News

Apple eyes next-gen display color standard

Gradual rollout expected across product lines.

Karen Moltenbrey

Apple is reportedly moving to a new wider color standard for it product lines, adding new OLED panel technology that offers 95% coverage of the BT.2020 color gamut.

The future is expected to get more colorful for Apple users, as the company is expected to adopt a wider color standard for future OLED displays on its various products, delivering higher color purity. 

According to a report by TrendForce, Apple is planning to begin adopting OLED panels in future MacBook, iPad Pro, and iMac products over the next two years. This follows Apple’s 2024 introduction of OLED displays in the iPad Pro. Apple, however, has not publicly confirmed plans to adopt BT.2020, though an October 2025 article in Apple Magazine stated that Apple was preparing to introduce OLED displays for its iPad and MacBook in 2026. And, this news from TrendForce is particularly timely, stating the technology is expected to move to the MacBook Pro between this year and early next year. 

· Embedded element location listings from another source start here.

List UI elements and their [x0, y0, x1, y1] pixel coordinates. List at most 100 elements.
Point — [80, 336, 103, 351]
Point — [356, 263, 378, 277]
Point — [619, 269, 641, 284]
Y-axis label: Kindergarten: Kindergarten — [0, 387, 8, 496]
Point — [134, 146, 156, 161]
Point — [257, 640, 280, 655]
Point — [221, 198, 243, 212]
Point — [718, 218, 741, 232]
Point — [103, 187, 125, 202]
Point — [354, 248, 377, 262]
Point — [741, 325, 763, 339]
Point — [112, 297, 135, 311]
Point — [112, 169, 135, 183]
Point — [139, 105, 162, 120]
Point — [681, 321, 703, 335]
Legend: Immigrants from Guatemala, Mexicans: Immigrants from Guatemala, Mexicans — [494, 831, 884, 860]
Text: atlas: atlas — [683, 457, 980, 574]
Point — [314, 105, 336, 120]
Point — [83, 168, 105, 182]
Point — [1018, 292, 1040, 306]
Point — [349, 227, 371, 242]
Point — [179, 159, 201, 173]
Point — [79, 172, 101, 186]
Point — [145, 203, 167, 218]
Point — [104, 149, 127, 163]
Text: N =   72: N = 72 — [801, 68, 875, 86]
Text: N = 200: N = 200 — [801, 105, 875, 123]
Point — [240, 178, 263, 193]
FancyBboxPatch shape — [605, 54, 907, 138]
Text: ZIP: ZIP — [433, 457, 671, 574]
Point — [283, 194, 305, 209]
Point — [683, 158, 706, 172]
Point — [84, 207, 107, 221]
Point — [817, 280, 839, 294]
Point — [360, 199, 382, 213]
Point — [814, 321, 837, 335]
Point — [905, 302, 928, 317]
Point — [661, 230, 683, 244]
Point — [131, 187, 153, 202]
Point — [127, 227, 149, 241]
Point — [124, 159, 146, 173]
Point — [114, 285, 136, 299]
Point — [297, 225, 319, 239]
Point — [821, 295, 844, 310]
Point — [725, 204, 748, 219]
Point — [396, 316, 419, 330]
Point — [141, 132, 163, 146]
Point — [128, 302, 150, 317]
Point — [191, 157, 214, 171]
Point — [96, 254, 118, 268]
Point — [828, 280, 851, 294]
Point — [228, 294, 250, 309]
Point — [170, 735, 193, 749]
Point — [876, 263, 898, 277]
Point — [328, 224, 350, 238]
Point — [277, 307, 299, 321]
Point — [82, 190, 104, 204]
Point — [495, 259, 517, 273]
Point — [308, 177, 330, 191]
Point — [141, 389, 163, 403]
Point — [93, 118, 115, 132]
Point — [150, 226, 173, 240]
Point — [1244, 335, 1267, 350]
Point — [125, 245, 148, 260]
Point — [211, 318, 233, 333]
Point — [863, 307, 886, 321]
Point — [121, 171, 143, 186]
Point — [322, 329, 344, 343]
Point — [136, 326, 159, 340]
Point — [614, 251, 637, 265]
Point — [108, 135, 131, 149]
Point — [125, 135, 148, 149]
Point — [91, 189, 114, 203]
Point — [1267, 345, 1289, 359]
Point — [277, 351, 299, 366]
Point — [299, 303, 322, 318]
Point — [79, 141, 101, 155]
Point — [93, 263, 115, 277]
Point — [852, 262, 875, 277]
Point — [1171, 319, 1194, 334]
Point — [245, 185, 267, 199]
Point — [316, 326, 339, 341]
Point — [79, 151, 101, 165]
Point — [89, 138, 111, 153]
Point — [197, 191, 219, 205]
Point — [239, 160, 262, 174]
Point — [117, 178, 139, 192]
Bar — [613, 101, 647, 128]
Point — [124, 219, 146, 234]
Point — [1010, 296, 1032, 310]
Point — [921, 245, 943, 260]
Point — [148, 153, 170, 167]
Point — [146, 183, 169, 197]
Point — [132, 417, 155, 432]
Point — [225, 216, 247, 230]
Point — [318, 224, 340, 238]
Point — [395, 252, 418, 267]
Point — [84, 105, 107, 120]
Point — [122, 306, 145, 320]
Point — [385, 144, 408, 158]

The new OLED panel technology would achieve 95% coverage of the BT.2020 color gamut, resulting in far greater capabilities compared to the current mainstream premium DCI-P3 color standard for smartphones, laptops, and tablets when it comes to color purity, spectral control, luminous efficiency, and power consumption efficiency. This would result in deeper, more accurate reds, greens, and blues than Apple’s current offerings, displaying colors that are closer to the limits that the human eye can see. 

Today, no commercial OLED panel reproduces the full BT.2020 space. To achieve that new color standard, new OLED emissive materials will be required inside each OLED pixel to produce purer, narrower wavelengths of light, according to TrendForce. 

The research firm says it expects the next competitive battleground in OLED to move away from brightness and thinness and toward color accuracy, power accuracy, and performance.

BT.2020, developed for 4K and 8K Ultra HD content, is the reference standard for the professional video industry. It is used for color grading HDR footage in Final Cut Pro, and while the software “sees” the appropriate color, the screens are unable to display it at that precision level.  

What do we think?

Apple has a lot of pro users, particularly in the photography, film, and design arenas, and these creatives live and work on the bleeding edge. To them, working within the widest color gamut—and seeing it on their screen—matters.